The trio eventually flew out of Shanghai on Tuesday, reportedly on bail, and escaped potentially harsh penalties. Theft of items valued at over Rmb4,000 ($600) – such as the sunglasses in question – is punishable by up to two years in prison. If they also stole from other shops, as some reports alleged, the trio could have been looking at a decade in jail under Chinese law.
Last year a young man from Shaanxi was sentenced to six months in prison for stealing Rmb2 worth of sausage, while this summer an 80 year-old man was given six months for stealing Rmb100 of fruit.
Some Chinese rightly predicted the players would get off lightly by dint of being famous foreigners.
Speaking on Air Force One as he left Asia on Tuesday, Trump said he had interceded on the players’ behalf when he dined with Chinese leader Xi Jinping in Beijing. “President Xi has been terrific on that subject.
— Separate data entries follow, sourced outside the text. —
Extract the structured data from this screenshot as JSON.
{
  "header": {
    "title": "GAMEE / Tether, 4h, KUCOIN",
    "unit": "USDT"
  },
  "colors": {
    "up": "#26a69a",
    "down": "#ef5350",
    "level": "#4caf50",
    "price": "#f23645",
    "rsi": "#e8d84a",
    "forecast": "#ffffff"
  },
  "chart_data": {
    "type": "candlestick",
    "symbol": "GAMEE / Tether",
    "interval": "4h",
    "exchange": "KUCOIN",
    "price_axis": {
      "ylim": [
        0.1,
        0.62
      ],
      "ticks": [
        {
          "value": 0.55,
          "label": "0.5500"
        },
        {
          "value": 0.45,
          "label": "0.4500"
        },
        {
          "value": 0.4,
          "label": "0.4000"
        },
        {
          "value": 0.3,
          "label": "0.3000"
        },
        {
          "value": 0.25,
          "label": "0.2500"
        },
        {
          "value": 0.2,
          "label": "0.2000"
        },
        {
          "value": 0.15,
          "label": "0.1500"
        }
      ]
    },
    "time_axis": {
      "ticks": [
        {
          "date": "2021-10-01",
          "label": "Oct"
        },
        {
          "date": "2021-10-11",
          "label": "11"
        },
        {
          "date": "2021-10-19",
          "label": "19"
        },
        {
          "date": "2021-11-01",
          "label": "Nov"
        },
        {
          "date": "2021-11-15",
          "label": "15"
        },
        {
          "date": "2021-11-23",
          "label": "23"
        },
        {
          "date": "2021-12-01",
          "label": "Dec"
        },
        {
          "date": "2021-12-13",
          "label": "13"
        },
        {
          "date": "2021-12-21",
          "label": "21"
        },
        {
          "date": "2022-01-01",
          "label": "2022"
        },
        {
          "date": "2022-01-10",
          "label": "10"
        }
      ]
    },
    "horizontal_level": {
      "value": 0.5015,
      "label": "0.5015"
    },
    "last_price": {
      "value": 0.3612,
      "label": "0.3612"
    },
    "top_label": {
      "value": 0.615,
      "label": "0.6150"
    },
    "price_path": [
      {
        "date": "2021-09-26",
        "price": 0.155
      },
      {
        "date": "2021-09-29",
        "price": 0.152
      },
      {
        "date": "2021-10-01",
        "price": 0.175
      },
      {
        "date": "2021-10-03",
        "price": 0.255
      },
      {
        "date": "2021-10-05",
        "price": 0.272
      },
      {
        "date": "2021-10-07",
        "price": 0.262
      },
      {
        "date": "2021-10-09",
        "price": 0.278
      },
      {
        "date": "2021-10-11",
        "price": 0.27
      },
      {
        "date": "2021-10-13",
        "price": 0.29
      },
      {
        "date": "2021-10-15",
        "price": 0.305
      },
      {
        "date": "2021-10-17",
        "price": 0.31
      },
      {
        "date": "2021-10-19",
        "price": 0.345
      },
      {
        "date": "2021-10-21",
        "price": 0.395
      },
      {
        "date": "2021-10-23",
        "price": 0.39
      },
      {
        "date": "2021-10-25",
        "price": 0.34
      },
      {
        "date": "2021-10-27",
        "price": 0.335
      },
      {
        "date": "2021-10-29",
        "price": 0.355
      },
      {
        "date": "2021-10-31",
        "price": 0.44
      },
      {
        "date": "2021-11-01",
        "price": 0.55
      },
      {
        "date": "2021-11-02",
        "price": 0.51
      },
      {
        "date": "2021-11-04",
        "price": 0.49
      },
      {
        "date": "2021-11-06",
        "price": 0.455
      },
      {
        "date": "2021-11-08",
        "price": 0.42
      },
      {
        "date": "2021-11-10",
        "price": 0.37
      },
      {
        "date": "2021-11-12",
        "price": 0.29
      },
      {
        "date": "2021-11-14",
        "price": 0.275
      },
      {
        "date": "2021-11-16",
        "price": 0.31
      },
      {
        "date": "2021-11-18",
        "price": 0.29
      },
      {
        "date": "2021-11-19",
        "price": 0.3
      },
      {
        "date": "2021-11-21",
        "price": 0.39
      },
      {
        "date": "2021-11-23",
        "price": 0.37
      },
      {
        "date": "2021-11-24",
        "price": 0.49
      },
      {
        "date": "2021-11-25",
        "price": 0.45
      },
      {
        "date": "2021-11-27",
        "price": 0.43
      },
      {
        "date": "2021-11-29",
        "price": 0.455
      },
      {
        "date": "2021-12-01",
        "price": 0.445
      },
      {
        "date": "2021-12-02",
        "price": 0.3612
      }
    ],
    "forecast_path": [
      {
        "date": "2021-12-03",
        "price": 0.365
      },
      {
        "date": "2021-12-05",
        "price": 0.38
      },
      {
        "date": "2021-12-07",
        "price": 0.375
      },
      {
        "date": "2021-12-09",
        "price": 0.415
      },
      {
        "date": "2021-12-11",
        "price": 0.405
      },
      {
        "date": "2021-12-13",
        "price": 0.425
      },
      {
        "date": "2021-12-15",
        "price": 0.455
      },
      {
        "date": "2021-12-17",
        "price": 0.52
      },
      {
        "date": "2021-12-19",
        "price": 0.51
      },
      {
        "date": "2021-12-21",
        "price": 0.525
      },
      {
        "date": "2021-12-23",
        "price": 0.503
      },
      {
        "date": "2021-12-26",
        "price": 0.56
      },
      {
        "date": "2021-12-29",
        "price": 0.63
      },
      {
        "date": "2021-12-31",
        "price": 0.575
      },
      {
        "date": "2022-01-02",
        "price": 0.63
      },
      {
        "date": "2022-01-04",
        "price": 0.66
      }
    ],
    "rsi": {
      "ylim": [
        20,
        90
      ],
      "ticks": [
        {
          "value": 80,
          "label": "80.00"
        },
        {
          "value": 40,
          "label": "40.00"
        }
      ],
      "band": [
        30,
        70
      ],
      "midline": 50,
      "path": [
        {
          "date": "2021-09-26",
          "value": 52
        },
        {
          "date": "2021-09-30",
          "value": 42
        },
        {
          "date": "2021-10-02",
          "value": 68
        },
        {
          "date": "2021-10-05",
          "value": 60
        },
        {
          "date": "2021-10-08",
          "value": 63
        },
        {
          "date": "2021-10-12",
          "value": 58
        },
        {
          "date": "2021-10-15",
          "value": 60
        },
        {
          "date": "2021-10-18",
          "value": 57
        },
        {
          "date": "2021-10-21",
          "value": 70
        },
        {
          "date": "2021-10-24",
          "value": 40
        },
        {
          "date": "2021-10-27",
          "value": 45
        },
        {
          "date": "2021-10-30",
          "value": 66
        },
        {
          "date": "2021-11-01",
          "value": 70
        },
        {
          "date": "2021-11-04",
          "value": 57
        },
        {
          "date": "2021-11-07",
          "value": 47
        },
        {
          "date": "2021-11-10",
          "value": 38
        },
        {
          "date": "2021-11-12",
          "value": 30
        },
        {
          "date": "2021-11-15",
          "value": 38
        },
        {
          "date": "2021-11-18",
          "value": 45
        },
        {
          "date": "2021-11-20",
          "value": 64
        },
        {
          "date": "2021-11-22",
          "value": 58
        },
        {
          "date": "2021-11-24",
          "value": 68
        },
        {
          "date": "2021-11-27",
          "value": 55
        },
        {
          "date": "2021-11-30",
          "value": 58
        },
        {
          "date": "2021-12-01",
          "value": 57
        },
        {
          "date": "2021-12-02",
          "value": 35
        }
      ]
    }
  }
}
But that was not a good subject,” Trump said. “That was not something that should have happened.”
The young men have thanked Trump and apologised. “I’m sorry for stealing from the stores in China,” said Ball, “I’ve learned my lesson from this big mistake and I’m a hundred percent sure I’ll never make a mistake like this again.”
American basketball fans will be happy that China’s often criticised rule of law – or the lack of it – failed to deliver blind justice. Instead the intervention of two of the world’s most powerful men led to a reprieve.
It is not clear whether the players paid any compensation.